Bloomberg.- Anyone planning to trade the outcome of this week’s OPEC meeting might consider the lessons of the group’s last production cut. Then take a deep breath.
In December 2008, as oil demand and prices slumped during the global financial crisis, the Organization of Petroleum Exporting Countries, announced a record output reduction. What was supposed to stabilize the market initially sowed more confusion as the group’s statement bundled together previously announced supply curbs and omitted a breakdown of how much each member would cut, details of which leaked out days later.
While the deal did eventually halt the slide in prices, the Chicago Board Options Exchange Crude Oil Volatility Index, a common measure of market turbulence, stayed near a record over the following two months amid doubts that OPEC members would comply with their new targets.
“OPEC meetings can be messy, and the outcomes can also be messy,” said Mike Wittner, global head of oil research at Societe Generale SA. “If there is a deal, the question for the markets will be whether it is a strong deal or a weak deal, and this will be determined by the level of detail announced by OPEC.”
In the two-month run-up to this week’s meeting in Vienna, oil has swung between $44 and $53 a barrel amid investor skepticism that OPEC can deliver on its Sept. 28 pledge in Algiers to cut output to the 32.5 million to 33 million barrels a day. A deal founded on a group target would see crude trade around $45 a barrel, preceded by some price volatility, according to Thomas Pugh, a commodities economist at Capital Economics. He assigns a 60 percent probability to that outcome.
A technical committee of OPEC delegates last week sent a proposal to the organization’s oil ministers, recommending that most members cut output by 4 to 5 percent from the October level estimated by independent sources. Yet, it was unclear whether Iraq and Iran -OPEC’s second and third-largest producers- accepted such reductions and what level they would be asked to cut from, forcing the committee to tackle the issue again on Monday.
With Iran and Iraq proving difficult to persuade, OPEC “may have to opt for an opaque statement about burden sharing in order to get an agreement inked,” Helima Croft, head of commodity strategy at RBC Capital Markets, said by e-mail.
Iraq has argued it should be exempted from cuts as it’s fighting Islamic State militants. Its position softened last week after Prime Minister Haider Al-Abadi said his country would share the burden of cutting production along with the rest of OPEC.
OPEC’s crude production was 33.64 million barrels a day in October, according to its independent estimates. That means the group would need to cut by 640,000 to 1.1 million barrels a day to comply with the Algiers target range.
Most analysts expect OPEC to sign an accord to reduce output, but only seven out of 20 expect it to specify how much each member should cut, complicating the task of investors assessing the impact on markets.
An OPEC deal with clear quotas would boost prices to $55 a barrel, said Pugh of Capital Economics, with investors switching their focus to the issue of compliance. He assigns that outcome a 25 percent probability, while seeing a 15 percent chance of there being no deal at all, a scenario that would trigger a crash in prices to below $40.

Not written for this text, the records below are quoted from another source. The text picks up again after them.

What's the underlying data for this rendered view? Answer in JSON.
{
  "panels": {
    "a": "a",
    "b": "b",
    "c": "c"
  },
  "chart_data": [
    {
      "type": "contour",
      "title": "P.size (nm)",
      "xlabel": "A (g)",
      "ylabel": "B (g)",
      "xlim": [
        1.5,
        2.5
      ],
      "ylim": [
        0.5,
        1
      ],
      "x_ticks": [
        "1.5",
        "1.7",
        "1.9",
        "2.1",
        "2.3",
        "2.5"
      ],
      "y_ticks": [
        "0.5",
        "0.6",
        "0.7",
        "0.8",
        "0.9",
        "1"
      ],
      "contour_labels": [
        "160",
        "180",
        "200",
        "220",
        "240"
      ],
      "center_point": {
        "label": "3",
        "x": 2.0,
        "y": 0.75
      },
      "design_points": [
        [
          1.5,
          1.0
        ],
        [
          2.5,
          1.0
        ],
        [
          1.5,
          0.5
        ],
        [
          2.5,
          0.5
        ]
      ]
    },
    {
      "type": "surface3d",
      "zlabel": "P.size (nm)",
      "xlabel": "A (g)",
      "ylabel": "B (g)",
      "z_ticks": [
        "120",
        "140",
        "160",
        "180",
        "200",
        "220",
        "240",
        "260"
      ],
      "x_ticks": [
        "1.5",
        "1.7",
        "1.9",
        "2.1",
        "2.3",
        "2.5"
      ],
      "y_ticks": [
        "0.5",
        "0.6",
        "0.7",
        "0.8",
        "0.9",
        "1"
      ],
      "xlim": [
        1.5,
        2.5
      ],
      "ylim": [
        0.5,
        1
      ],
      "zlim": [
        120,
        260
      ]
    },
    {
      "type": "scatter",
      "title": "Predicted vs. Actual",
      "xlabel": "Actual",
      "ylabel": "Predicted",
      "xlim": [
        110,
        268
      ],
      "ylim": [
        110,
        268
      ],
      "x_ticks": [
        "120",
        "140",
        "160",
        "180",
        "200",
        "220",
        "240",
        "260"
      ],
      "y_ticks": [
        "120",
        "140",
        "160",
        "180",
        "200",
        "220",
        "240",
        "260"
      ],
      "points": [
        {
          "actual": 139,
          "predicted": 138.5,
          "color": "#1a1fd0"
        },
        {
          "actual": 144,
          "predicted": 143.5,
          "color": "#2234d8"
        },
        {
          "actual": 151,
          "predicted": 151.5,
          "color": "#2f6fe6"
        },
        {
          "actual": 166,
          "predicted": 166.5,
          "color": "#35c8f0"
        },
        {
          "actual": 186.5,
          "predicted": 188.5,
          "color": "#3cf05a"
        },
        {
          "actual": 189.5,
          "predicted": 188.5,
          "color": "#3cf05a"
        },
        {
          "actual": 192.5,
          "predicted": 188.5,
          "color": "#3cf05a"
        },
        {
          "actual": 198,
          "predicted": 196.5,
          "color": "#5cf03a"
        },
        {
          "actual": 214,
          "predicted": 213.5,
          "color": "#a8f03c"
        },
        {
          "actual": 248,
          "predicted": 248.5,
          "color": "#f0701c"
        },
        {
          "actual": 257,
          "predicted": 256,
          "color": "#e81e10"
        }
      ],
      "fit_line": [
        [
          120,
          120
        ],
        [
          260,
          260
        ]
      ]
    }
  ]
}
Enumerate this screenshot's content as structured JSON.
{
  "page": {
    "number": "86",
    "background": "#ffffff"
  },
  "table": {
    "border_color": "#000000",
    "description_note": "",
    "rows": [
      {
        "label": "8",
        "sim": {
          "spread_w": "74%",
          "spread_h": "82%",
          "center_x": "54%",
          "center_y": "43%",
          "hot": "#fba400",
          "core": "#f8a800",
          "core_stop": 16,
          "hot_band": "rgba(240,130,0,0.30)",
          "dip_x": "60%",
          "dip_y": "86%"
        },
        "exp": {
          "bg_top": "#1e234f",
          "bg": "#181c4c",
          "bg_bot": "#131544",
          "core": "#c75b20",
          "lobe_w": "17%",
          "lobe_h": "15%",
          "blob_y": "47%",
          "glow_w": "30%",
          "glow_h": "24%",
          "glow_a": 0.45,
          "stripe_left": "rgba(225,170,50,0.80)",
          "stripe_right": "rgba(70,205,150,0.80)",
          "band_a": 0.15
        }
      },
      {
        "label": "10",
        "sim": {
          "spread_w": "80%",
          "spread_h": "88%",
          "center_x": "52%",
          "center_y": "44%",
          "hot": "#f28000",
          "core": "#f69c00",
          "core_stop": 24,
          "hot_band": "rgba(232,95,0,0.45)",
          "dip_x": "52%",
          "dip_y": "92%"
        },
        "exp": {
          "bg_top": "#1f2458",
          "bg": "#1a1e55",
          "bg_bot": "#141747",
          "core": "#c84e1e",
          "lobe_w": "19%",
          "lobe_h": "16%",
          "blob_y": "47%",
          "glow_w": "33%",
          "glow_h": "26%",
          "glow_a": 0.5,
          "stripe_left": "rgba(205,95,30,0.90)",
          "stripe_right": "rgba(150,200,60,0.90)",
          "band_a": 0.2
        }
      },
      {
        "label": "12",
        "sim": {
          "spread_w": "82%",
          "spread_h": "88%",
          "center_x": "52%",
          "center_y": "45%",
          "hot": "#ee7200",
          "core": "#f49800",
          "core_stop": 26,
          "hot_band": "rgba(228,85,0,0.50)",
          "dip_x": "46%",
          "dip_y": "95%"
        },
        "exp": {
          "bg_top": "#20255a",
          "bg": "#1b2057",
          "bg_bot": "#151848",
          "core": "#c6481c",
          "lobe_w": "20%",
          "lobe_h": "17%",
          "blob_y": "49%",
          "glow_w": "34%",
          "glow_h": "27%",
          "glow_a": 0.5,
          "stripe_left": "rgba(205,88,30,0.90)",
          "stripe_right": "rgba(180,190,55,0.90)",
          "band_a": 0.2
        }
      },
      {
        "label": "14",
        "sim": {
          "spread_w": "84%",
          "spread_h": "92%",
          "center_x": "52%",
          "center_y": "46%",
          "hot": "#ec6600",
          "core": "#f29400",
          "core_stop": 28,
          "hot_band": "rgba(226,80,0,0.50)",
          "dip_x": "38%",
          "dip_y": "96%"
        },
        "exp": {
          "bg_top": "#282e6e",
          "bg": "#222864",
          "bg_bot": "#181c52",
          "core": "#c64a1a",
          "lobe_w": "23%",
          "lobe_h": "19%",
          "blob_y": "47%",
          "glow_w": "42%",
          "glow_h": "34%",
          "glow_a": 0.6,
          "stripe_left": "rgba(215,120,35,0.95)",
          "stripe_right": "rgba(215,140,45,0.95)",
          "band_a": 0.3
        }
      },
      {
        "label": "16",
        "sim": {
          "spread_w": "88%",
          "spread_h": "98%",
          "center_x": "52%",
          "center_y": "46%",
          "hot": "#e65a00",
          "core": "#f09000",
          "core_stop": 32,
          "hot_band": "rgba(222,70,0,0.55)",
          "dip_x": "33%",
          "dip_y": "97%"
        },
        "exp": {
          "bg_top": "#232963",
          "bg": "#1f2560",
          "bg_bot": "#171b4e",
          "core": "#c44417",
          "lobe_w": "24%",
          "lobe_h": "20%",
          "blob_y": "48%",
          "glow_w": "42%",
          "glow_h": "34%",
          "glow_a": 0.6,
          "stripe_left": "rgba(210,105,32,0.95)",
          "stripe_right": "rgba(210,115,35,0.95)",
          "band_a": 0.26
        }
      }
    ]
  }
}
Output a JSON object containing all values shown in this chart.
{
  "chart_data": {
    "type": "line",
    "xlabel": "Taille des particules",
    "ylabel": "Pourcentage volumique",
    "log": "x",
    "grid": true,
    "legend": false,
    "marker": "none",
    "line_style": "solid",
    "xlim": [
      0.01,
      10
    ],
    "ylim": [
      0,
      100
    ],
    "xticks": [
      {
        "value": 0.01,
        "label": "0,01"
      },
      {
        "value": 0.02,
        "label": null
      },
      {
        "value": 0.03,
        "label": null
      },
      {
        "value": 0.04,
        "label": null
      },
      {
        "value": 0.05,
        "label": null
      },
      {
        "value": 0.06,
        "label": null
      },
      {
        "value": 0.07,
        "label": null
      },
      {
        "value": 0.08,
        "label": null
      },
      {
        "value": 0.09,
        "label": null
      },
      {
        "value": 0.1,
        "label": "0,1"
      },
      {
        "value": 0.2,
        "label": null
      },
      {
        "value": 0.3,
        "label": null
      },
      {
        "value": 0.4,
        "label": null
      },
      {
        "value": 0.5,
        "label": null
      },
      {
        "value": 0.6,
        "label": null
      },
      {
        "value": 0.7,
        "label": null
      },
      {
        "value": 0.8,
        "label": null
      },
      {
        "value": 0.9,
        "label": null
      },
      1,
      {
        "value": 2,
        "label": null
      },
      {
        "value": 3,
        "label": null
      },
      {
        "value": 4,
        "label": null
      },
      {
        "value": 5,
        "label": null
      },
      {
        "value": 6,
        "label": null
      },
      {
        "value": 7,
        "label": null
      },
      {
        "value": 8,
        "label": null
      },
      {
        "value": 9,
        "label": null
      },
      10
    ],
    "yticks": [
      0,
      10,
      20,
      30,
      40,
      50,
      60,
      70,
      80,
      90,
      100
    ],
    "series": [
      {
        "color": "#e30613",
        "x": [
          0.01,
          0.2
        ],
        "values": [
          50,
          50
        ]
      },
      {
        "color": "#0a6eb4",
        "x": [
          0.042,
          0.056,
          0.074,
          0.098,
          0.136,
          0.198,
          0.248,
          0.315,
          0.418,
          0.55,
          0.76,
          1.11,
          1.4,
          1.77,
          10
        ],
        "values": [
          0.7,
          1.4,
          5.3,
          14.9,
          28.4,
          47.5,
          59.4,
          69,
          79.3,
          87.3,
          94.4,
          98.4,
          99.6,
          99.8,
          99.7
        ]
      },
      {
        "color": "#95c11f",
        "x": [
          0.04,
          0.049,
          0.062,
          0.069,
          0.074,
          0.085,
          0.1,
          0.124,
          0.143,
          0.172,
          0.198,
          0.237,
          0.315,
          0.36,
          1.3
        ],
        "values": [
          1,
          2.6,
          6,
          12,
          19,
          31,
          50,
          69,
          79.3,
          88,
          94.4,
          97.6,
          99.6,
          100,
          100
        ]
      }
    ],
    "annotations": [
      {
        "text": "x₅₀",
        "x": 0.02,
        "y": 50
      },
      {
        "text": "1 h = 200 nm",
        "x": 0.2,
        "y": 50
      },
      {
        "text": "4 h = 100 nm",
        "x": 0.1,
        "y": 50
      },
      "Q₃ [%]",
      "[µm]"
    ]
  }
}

OPEC’s output cut on Dec. 17, 2008, following a slump in prices from a record $ 147.27 a barrel five months earlier, didn’t initially convince the market. Prices on the New York Mercantile Exchange dropped a further $ 9 over the three days following the deal, before rebounding to almost $50 a barrel early in 2009. Two months later, crude was still trading below pre-OPEC meeting levels and only made a sustained break above $50 in May.
“The messaging is going to be a huge challenge,” said Croft of RBC Capital Markets. “A statement that is super short on details about the allocation of the cut could be dismissed as a non-event despite key members -such as the Saudis and the Gulf Countries- being committed to making the math work.”